It is not clear whether the Taliban will once again issue otherwise meaningless “high school graduation certificates” to girls who should be finishing with them. Afghan law bars them from taking the entrance exam without one.

Even if they are allowed to take part, university officials who handle admissions say they are worried how far girls will be falling behind, after nearly a year barred from education.

Extra classes can help make up for a few missed months, but girls who did not even finish 11th grade cannot be expected to move on to university classes, said Dr Azizullah Amir, president and founder of the all-female Moraa university.

He set up the university to educate female medics, after his own mother died from septic shock having refused to see a male doctor about an infection on her thigh. “A beautiful life was ruined by the loss of my mum to a highly preventable infection,” he said. “How could I sit quiet when I could prevent other children becoming orphaned early for a silly reason.”

Students, teachers, administrative staff and even gardeners are all women, helping draw in students from Afghanistan’s most conservative regions. It offers a stricter segregation than the Taliban has required of government universities, Amir points out, yet it is now at risk of being unable to enrol new students.

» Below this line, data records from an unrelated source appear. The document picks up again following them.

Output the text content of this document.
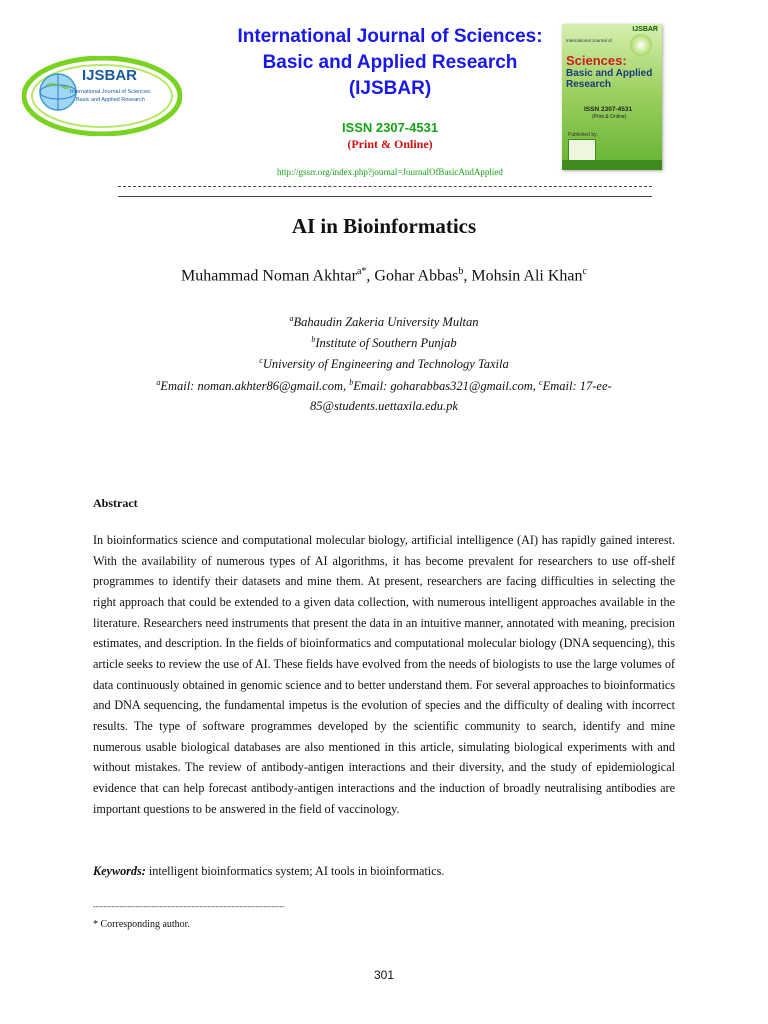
IJSBAR
International Journal of Sciences:
Basic and Applied Research
International Journal of Sciences:
Basic and Applied Research
(IJSBAR)
ISSN 2307-4531
(Print & Online)
http://gssrr.org/index.php?journal=JournalOfBasicAndApplied
IJSBAR
International Journal of
Sciences:
Basic and Applied
Research
ISSN 2307-4531
(Print & Online)
Published by:
AI in Bioinformatics
Muhammad Noman Akhtar$^{a*}$, Gohar Abbas$^b$, Mohsin Ali Khan$^c$
$^a$Bahaudin Zakeria University Multan
$^b$Institute of Southern Punjab
$^c$University of Engineering and Technology Taxila
$^a$Email: noman.akhter86@gmail.com, $^b$Email: goharabbas321@gmail.com, $^c$Email: 17-ee-
85@students.uettaxila.edu.pk
Abstract
In bioinformatics science and computational molecular biology, artificial intelligence (AI) has rapidly gained interest. With the availability of numerous types of AI algorithms, it has become prevalent for researchers to use off-shelf programmes to identify their datasets and mine them. At present, researchers are facing difficulties in selecting the right approach that could be extended to a given data collection, with numerous intelligent approaches available in the literature. Researchers need instruments that present the data in an intuitive manner, annotated with meaning, precision estimates, and description. In the fields of bioinformatics and computational molecular biology (DNA sequencing), this article seeks to review the use of AI. These fields have evolved from the needs of biologists to use the large volumes of data continuously obtained in genomic science and to better understand them. For several approaches to bioinformatics and DNA sequencing, the fundamental impetus is the evolution of species and the difficulty of dealing with incorrect results. The type of software programmes developed by the scientific community to search, identify and mine numerous usable biological databases are also mentioned in this article, simulating biological experiments with and without mistakes. The review of antibody-antigen interactions and their diversity, and the study of epidemiological evidence that can help forecast antibody-antigen interactions and the induction of broadly neutralising antibodies are important questions to be answered in the field of vaccinology.
Keywords: intelligent bioinformatics system; AI tools in bioinformatics.
------------------------------------------------------------------------
* Corresponding author.
301
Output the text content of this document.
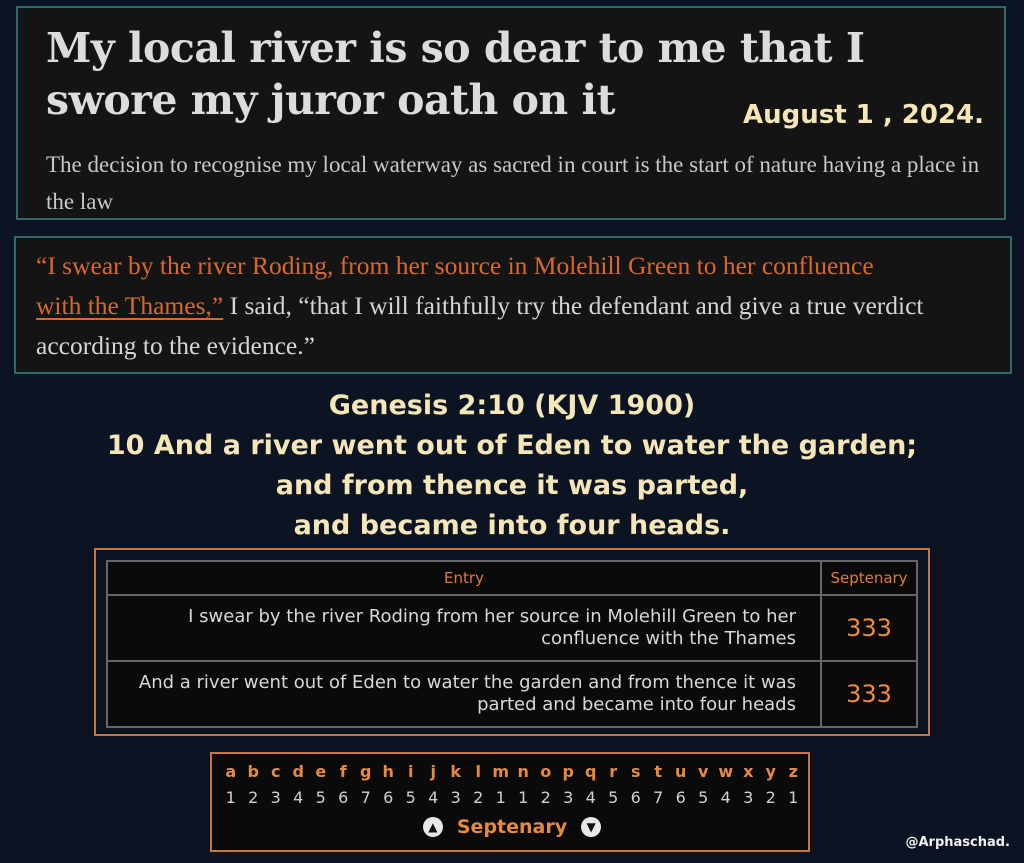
My local river is so dear to me that I swore my juror oath on it	August 1 , 2024.

The decision to recognise my local waterway as sacred in court is the start of nature having a place in the law

“I swear by the river Roding, from her source in Molehill Green to her confluence
with the Thames,” I said, “that I will faithfully try the defendant and give a true verdict according to the evidence.”

Genesis 2:10 (KJV 1900)
10 And a river went out of Eden to water the garden;
and from thence it was parted,
and became into four heads.
Entry	Septenary
I swear by the river Roding from her source in Molehill Green to her confluence with the Thames	333
And a river went out of Eden to water the garden and from thence it was parted and became into four heads	333
a b c d e f g h i	j k l m n o p q r s t u v w x y z
1 2 3 4 5 6 7 6 5 4 3 2 1 1 2 3 4 5 6 7 6 5 4 3 2 1
▲ Septenary	▼
@Arphaschad.
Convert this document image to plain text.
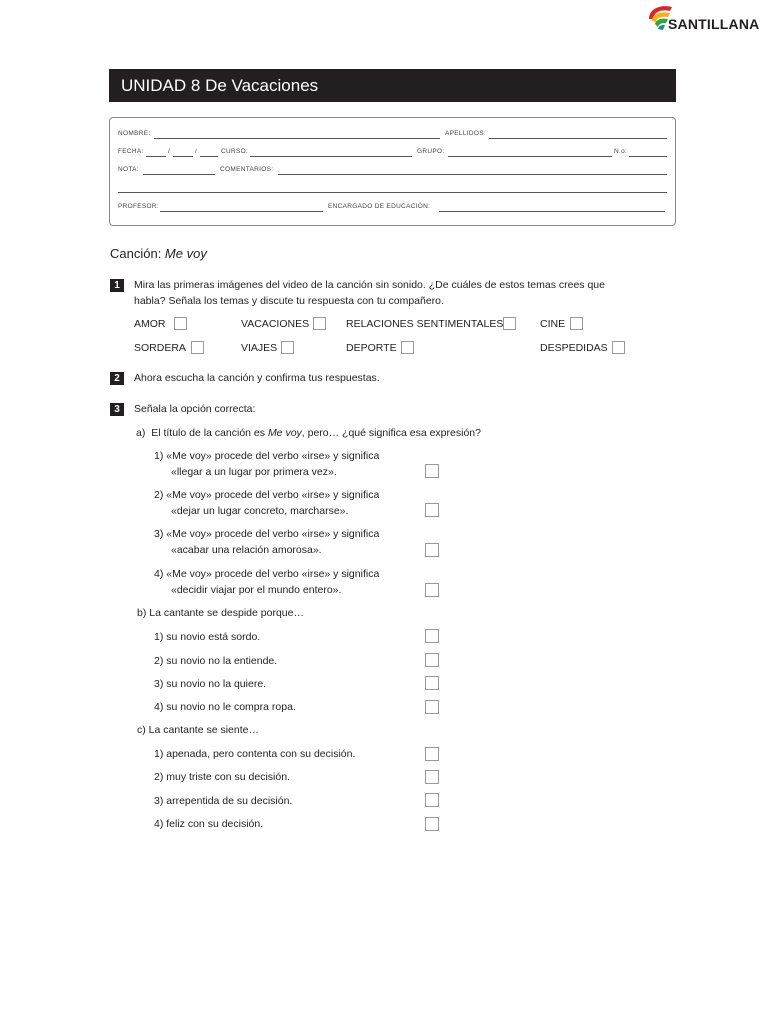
SANTILLANA
UNIDAD 8 De Vacaciones
NOMBRE:	APELLIDOS:
FECHA:	/	/	CURSO:	GRUPO:	N.o:
NOTA:	COMENTARIOS:
PROFESOR:	ENCARGADO DE EDUCACIÓN:
Canción: Me voy
1	Mira las primeras imágenes del video de la canción sin sonido. ¿De cuáles de estos temas crees que
habla? Señala los temas y discute tu respuesta con tu compañero.
AMOR	VACACIONES	RELACIONES SENTIMENTALES	CINE
SORDERA	VIAJES	DEPORTE	DESPEDIDAS
2	Ahora escucha la canción y confirma tus respuestas.
3	Señala la opción correcta:
a) El título de la canción es Me voy, pero… ¿qué significa esa expresión?
1) «Me voy» procede del verbo «irse» y significa
«llegar a un lugar por primera vez».
2) «Me voy» procede del verbo «irse» y significa
«dejar un lugar concreto, marcharse».
3) «Me voy» procede del verbo «irse» y significa
«acabar una relación amorosa».
4) «Me voy» procede del verbo «irse» y significa
«decidir viajar por el mundo entero».
b) La cantante se despide porque…
1) su novio está sordo.
2) su novio no la entiende.
3) su novio no la quiere.
4) su novio no le compra ropa.
c) La cantante se siente…
1) apenada, pero contenta con su decisión.
2) muy triste con su decisión.
3) arrepentida de su decisión.
4) feliz con su decisión.
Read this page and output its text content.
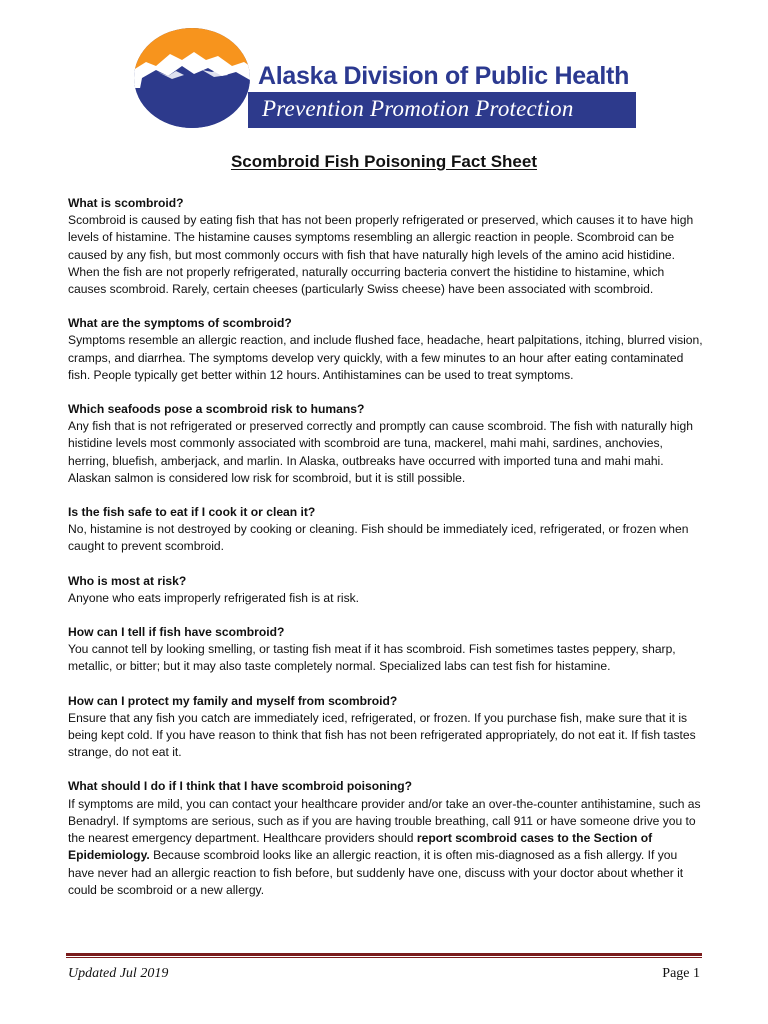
Alaska Division of Public Health
Prevention Promotion Protection
Scombroid Fish Poisoning Fact Sheet

What is scombroid?

Scombroid is caused by eating fish that has not been properly refrigerated or preserved, which causes it to have high levels of histamine. The histamine causes symptoms resembling an allergic reaction in people. Scombroid can be caused by any fish, but most commonly occurs with fish that have naturally high levels of the amino acid histidine. When the fish are not properly refrigerated, naturally occurring bacteria convert the histidine to histamine, which causes scombroid. Rarely, certain cheeses (particularly Swiss cheese) have been associated with scombroid.

What are the symptoms of scombroid?

Symptoms resemble an allergic reaction, and include flushed face, headache, heart palpitations, itching, blurred vision, cramps, and diarrhea. The symptoms develop very quickly, with a few minutes to an hour after eating contaminated fish. People typically get better within 12 hours. Antihistamines can be used to treat symptoms.

Which seafoods pose a scombroid risk to humans?

Any fish that is not refrigerated or preserved correctly and promptly can cause scombroid. The fish with naturally high histidine levels most commonly associated with scombroid are tuna, mackerel, mahi mahi, sardines, anchovies, herring, bluefish, amberjack, and marlin. In Alaska, outbreaks have occurred with imported tuna and mahi mahi. Alaskan salmon is considered low risk for scombroid, but it is still possible.

Is the fish safe to eat if I cook it or clean it?

No, histamine is not destroyed by cooking or cleaning. Fish should be immediately iced, refrigerated, or frozen when caught to prevent scombroid.

Who is most at risk?

Anyone who eats improperly refrigerated fish is at risk.

How can I tell if fish have scombroid?

You cannot tell by looking smelling, or tasting fish meat if it has scombroid. Fish sometimes tastes peppery, sharp, metallic, or bitter; but it may also taste completely normal. Specialized labs can test fish for histamine.

How can I protect my family and myself from scombroid?

Ensure that any fish you catch are immediately iced, refrigerated, or frozen. If you purchase fish, make sure that it is being kept cold. If you have reason to think that fish has not been refrigerated appropriately, do not eat it. If fish tastes strange, do not eat it.

What should I do if I think that I have scombroid poisoning?

If symptoms are mild, you can contact your healthcare provider and/or take an over-the-counter antihistamine, such as Benadryl. If symptoms are serious, such as if you are having trouble breathing, call 911 or have someone drive you to the nearest emergency department. Healthcare providers should report scombroid cases to the Section of Epidemiology. Because scombroid looks like an allergic reaction, it is often mis-diagnosed as a fish allergy. If you have never had an allergic reaction to fish before, but suddenly have one, discuss with your doctor about whether it could be scombroid or a new allergy.

Updated Jul 2019	Page 1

“Even now we have time, if they restart classes, in the remaining months of the year we can graduate students, with more effort and support including intensive classes,” he said. “But if it continues, then next year you won’t have students in the university, apart from those who graduated in previous years, which will be small numbers.”

Online classes and illegal underground schools have allowed some girls to keep studying, including in parts of the Taliban’s deeply conservative southern heartland, but these efforts only reach a tiny minority.

Because secret schools are private initiatives, most have to charge fees to at least cover their costs, and the economic catastrophe that engulfed Afghanistan means few families can afford them.

Streaming or downloading classes requires at least a smartphone and a generous data package, again out of reach for many of the girls who were the first in their family to reach high school.

Afghanistan’s new leaders have repeatedly claimed that they support women’s education, as long as it complies with their definition of Islamic regulations.

This includes near total separation of the sexes, although male professors still teach some women’s classes due to a shortage of specialists.

Taqi pointed to the ministry’s efforts to shift schedules and reallocate buildings, so that women can attend single-sex classes, as a concrete demonstration of that support.

Some universities, including the leading Kabul University, now teach men and women on alternate days. Others have morning and afternoon shifts.

“Our ministry is committed, we have plans, policies, procedures and as you see education in university is going on for both girls and boys,” he said.

But without a pathway to enrol new students, or should the Taliban bring in plans to limit what women can study, those changes will be little more than a temporary accommodation for the last classes of female students in many subjects.

“They want to restructure the universities, to streamline girls’ education to specific faculties,” said the source with Taliban links. “They [ask]: ‘Why should girls study engineering?’

“They will be restricted to specific faculties, medicine, education, sharia. I don’t even believe they are going to be that progressive to allow them to be doctors.”